The Patent and Trademark Office inter partes review process improved patent quality and restored “public confidence in the patent system, which had eroded due to bad quality patents that were harming innovation,” said High Tech Inventors Alliance General Counsel John Thorne Wednesday. PTO Director Andrei Iancu testified before Congress that day (see 1804180073). The group warned against legislative proposals potentially “stripping the vitality of Section 101” of patent law and “creating high levels of uncertainty” in the patent granting process. The Supreme Court decisions discussed Wednesday “have benefited innovation” by striking down abstract patents, the group said.
Silicon Labs completed the acquisition of Sigma Designs' Z-Wave business, including some 100 employees, for $240 million cash, they said Wednesday. Silicon Labs announced in December a definitive agreement to buy Sigma for $282 million, contingent on Sigma's sale or “wind-down” of its slumping smart TV business. The companies restructured the deal for $240 million in February (see 1801310032).
The Internet Association “continues to support a ban on paid prioritization because it hurts consumers and lets ISPs pick winners and losers online,” a spokesman responded to a Tuesday House Communications Subcommittee hearing on the practice (see 1804170037). “Strong net neutrality protections that ban blocking, throttling, and paid prioritization ensure that people get what they pay for -- access to the entire internet. Paid prioritization incentivizes ISPs to reduce investment and maintain congested networks.”

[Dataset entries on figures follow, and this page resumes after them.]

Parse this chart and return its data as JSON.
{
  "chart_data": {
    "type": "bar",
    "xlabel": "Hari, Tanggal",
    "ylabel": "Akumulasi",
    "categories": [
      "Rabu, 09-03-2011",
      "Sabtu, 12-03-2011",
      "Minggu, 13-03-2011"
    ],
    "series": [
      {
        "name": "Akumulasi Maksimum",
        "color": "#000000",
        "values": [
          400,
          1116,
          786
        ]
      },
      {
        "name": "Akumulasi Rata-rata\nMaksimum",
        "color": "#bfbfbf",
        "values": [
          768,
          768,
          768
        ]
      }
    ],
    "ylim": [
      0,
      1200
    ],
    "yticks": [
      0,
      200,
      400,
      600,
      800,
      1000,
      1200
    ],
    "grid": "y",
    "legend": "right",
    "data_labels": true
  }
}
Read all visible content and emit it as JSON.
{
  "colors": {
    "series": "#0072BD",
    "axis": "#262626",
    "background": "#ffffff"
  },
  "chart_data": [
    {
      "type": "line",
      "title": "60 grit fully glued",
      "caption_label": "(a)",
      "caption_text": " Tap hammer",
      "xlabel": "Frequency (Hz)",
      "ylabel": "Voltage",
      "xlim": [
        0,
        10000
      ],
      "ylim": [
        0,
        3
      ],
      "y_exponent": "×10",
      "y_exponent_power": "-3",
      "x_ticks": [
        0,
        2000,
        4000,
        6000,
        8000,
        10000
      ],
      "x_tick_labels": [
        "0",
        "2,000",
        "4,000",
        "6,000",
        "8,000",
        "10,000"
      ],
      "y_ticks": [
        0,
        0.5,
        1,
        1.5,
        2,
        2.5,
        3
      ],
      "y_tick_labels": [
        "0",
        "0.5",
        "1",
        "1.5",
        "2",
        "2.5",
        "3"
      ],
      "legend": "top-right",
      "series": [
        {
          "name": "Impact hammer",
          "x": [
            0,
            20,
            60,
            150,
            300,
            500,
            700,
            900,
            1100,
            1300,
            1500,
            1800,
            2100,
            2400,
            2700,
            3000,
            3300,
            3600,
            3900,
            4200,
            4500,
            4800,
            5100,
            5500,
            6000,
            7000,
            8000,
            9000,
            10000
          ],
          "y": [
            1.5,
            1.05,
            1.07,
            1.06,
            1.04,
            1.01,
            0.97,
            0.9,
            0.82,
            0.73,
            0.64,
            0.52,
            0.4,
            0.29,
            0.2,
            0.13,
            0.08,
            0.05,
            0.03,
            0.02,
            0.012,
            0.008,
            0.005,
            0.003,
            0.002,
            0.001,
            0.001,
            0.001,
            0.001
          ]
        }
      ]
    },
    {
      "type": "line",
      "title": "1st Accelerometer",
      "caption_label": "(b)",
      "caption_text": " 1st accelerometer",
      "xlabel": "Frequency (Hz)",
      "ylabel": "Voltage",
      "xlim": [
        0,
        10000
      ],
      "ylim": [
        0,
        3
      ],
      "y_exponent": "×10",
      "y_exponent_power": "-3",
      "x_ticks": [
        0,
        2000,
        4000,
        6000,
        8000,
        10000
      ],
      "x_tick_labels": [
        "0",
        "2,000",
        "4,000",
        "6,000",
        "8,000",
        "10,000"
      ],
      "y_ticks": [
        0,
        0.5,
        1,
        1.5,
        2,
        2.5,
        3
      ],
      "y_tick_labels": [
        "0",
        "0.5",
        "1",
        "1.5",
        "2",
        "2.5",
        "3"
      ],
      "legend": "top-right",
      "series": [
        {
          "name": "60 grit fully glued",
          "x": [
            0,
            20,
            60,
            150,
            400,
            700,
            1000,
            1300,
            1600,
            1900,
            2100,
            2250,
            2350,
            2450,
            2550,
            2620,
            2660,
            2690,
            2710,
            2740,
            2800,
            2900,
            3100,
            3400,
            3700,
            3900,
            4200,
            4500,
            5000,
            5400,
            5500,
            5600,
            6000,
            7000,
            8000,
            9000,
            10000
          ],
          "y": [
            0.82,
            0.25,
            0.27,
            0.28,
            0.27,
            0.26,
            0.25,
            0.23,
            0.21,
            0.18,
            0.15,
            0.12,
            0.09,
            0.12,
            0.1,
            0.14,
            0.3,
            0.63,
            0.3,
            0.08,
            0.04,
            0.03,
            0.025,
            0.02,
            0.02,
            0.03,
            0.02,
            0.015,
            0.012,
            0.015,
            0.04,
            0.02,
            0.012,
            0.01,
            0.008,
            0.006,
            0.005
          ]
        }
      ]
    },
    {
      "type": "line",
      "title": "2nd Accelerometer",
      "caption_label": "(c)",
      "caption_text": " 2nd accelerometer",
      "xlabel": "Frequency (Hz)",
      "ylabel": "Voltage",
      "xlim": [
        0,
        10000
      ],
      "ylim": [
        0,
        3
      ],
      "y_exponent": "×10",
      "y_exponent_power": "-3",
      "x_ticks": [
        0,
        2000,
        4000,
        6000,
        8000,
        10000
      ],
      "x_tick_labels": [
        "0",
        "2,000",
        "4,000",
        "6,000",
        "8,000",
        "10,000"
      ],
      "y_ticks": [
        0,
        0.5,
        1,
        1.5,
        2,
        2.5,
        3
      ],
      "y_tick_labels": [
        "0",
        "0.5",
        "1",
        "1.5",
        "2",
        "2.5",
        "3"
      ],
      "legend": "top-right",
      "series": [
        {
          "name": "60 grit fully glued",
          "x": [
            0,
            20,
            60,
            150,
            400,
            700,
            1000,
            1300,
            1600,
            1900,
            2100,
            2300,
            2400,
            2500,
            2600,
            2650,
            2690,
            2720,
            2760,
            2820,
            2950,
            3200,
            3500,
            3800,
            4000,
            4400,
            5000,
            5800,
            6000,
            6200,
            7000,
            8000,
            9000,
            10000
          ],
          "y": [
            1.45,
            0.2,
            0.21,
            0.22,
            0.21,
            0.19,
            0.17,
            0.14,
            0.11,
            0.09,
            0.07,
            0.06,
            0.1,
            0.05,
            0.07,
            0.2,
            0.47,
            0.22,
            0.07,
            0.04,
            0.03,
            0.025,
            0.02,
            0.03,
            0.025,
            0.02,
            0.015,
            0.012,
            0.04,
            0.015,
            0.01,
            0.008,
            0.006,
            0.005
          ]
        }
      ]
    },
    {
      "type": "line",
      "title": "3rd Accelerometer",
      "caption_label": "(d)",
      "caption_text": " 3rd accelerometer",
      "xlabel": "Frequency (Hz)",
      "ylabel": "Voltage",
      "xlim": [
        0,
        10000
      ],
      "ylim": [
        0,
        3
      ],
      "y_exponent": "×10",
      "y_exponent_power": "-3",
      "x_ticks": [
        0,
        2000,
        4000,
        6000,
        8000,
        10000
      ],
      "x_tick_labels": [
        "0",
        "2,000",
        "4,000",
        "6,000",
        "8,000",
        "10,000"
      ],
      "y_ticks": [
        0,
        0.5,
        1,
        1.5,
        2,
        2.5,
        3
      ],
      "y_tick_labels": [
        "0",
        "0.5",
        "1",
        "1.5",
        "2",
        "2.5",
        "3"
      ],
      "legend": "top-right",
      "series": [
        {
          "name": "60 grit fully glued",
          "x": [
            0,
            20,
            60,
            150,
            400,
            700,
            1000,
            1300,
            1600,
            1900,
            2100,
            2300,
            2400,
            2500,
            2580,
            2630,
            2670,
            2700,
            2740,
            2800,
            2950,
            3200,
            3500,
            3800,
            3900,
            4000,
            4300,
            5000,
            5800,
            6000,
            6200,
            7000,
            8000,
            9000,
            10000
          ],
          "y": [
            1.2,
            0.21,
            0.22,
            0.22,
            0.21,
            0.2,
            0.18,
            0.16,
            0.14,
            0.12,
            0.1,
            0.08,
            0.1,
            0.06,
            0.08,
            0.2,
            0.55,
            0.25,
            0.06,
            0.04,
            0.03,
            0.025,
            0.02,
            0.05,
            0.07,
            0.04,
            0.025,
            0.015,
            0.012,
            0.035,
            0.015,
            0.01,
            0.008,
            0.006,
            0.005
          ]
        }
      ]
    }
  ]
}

U.S. consumers strongly prefer smartphones over digital home assistants as smart home controllers, said GfK Tuesday. The company canvassed 1,000 consumers online and found that 83 percent use their smartphones at home, compared with 75 percent for laptops, 54 percent for PCs and 34 percent for videogame consoles. It's "no surprise” consumers also regard smartphones as their preferred smart home “hubs,” said GfK, “especially for the many appliances that allow controlling and viewing the home at a distance.” Users of digital assistants remain very loyal to their devices, it said. Fifty-one percent of such users regard their devices as “extremely integrated” into daily lives, even though 75 percent bought their digital assistants less than a year ago. Worries about personal privacy could account for a “major obstacle to adoption” for digital assistants, it said, with 35 percent citing privacy as a big concern.